WHAT does it feel like to have dementia?

I’ve been invited to try a virtual tour that is said to be the most accurate representation of living with the mid-stages of the illness.

It’s run by Glasgow Caledonian University, which trains many of the nurses and health staff who will be caring for the one in three of us that is is predicted dementia will affect in future decades.

I’m with a group of five and we will be taking the test, two at a time.

We have no idea what we will be asked to do as all instruction is kept deliberately minimal to create unease.

I’m handed a pair of inserts for my shoes with uncomfortable, bumpy projections, to mimic the effects of peripheral neuropathy, with causes loss of sensation.

Thick gloves are next to help replicate a loss of brain function to carry out day-to-day tasks and glasses which block out most of your sight, to replicate eye conditions such as Macular Degeneration.

The tour will be led by senior lecturer in mental health Val Howatson and Bill McDonald, a lecturer in nursing and health care, who has decades of experience in geriatric nursing.

We are briefed before we go into the room next door, where the tour will take place.

There’s a bit of apprehension before you go in, so much so that I forget, almost immediately, what I’ve been told. (We were told we would be given five tasks and there would be a list on a table)

It’s dark in the room, made worse by the glasses, and there is loud ‘white noise’ coming out of the headphones I’ve been given. I feel a moment of panic and want to run back out. I’m slightly claustrophobic anyway and a bit short sighted.

There is a man in front of me who is giving me a list of instructions but I can’t hear a word of it.

Normally you would ask someone to repeat themselves but it feels pointless. I wander away not sure what I’m supposed to be doing but can discern that the room is set up like a kitchen.

Someone comes up to me and quite aggressively instructs me to, “Find something useful to do.’ I see an ironing board and start pressing a towel to steady my nerves.

Another voice in my ear tells me to find my belt. I feel for one under what looks like a big pile of clothes. “Is that your belt?” a voice says in my ear. It feels like an accusation and I drop it feeling slightly embarrassed.

I’m then told to find a white shirt and button it up. I put on two, both the wrong colour. “That’s a blue shirt,” a female voice scolds. I give up trying to button up the shirt. It’s simply impossible with the gloves. No one comes over to help.

It’s a careful line to tread, Bill says later. You don’t want someone with dementia to feel frustrated if they can’t perform a basic task but acting too quickly can rob them of independence and dignity.

There are obstacles on the floor, next to the table, which I forget about, almost every time I walk in that area. The white noise is interrupted by disconcerting loud noises, an ambulance siren, a loud thump. People with dementia find it hard to differentiate between different sounds.
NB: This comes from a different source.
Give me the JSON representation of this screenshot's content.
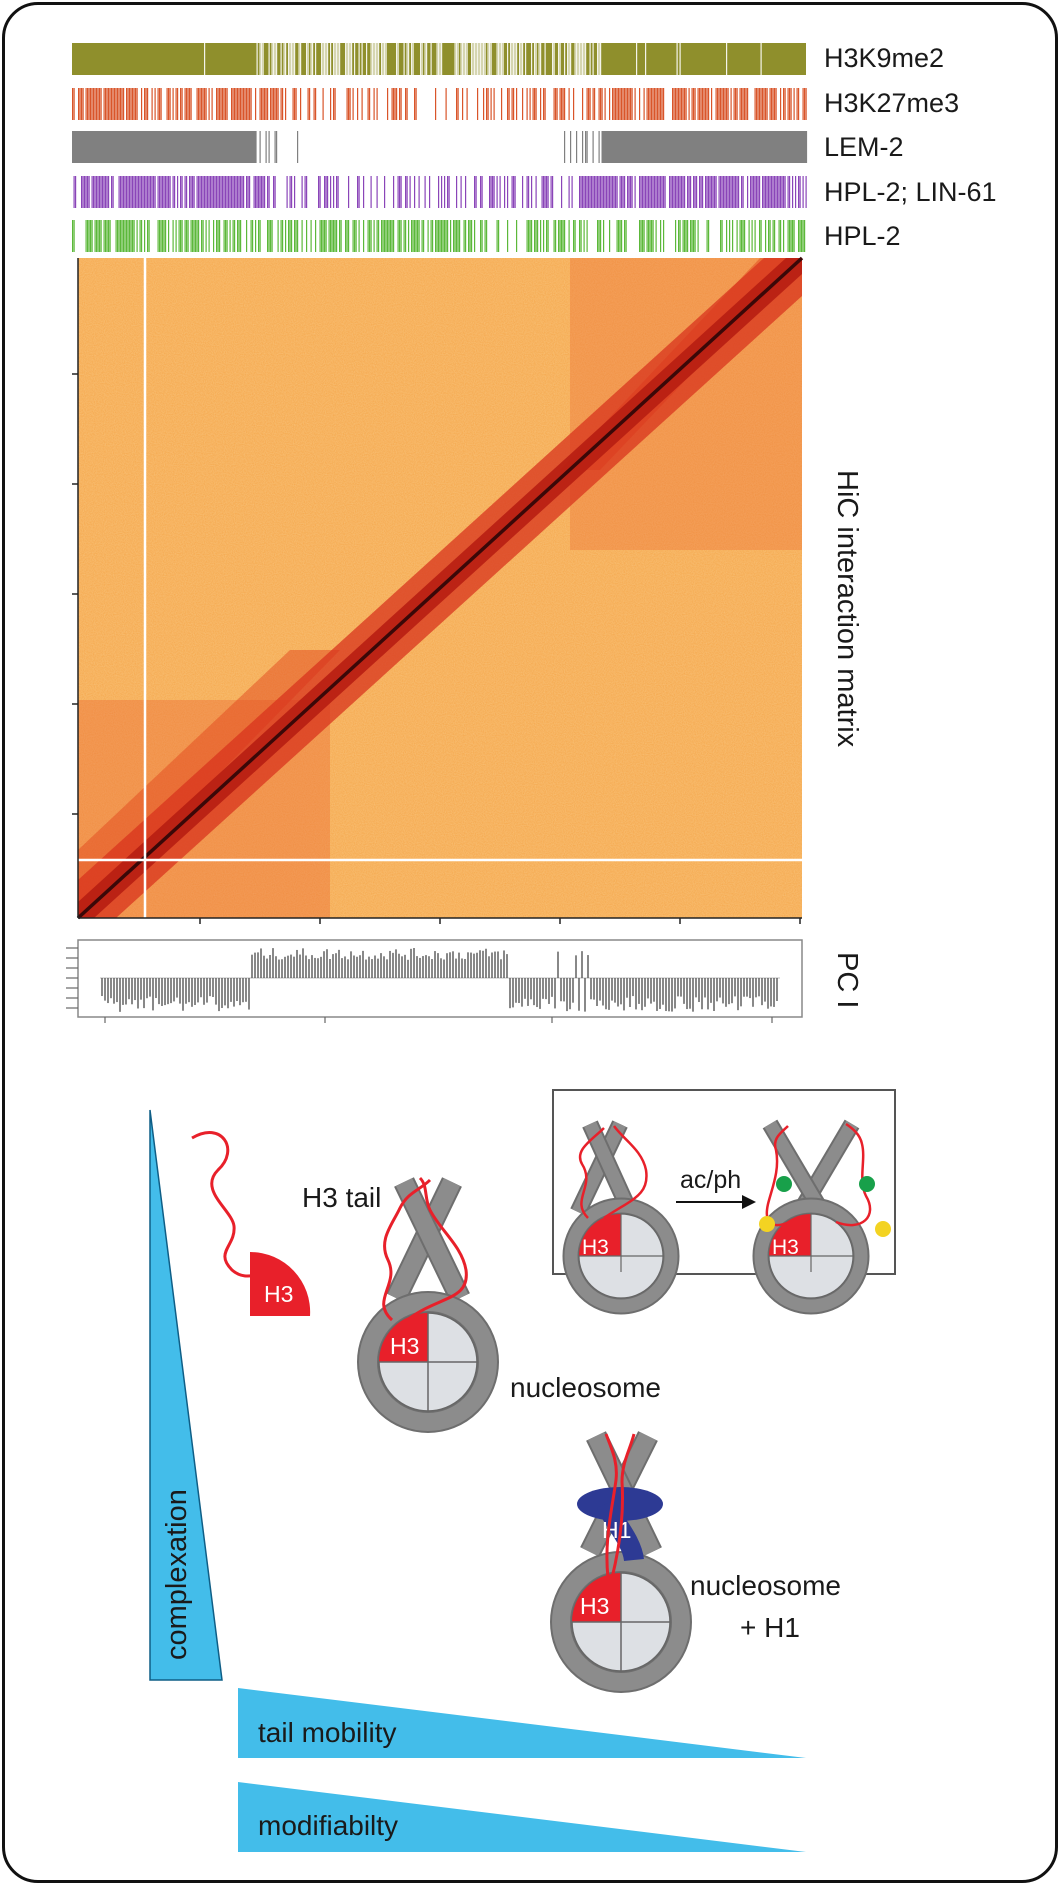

Nothing can ever completely replicate the illness but I know exactly how the I felt during the tour. Panicky, vulnerable, disorientated, child-like, frustrated, lonely, resigned and tearful.

Bill later tells us that we could have put the lights on, no one told us not to but the disorientation of the experience has affected our rational brain.

He said: “There are other simulations about, but this is the only one that is evidence based.

“We have done this with hundreds of people and you see the same types of patterns repeated again and again. It’s based around feeling alone, feeling frightened, scared and confused.

“You get the list of instructions but as soon as you are in the room, that feeling of uncertainty doesn’t help us to remember.

“We read out the list of five instructions and for people who can hear it, they tend to remember the first thing and the last thing. If you give people with dementia a list of instructions, or complex questions. Do you want a cup of tea? Do you take sugar. If you’ve got dementia, it’s difficult to process that.” It’s far better, he says, to ask single questions.

“At some points, I get a wee bit short with people. The message about that is thinking how we can engage and communicate with people with dementia.

“Try and think about tone and volume.

“Nobody on the tour said, ‘No, I’m not doing that.’ Very few people even asked questions.

“The passivity of it is another aspect. We say, “That’s not your shirt’ but we don’t then give you something meaningful to do.

“If we are taking something away from someone with dementia, then it’s about saying, ‘let’s do something else.’

Watching the video back, I look utterly lost. It’s a strange and not very pleasant to see yourself so vulnerable.

My own parents are in their 70s, they don’t have dementia but I know I’ve lost my patience with them on occasion if things aren’t happening as quickly as I’d like and this exercise make me feel slightly ashamed.

Everyone should do this exercise, not only to get an better understand of dementia but to get a sense of how it feels to age.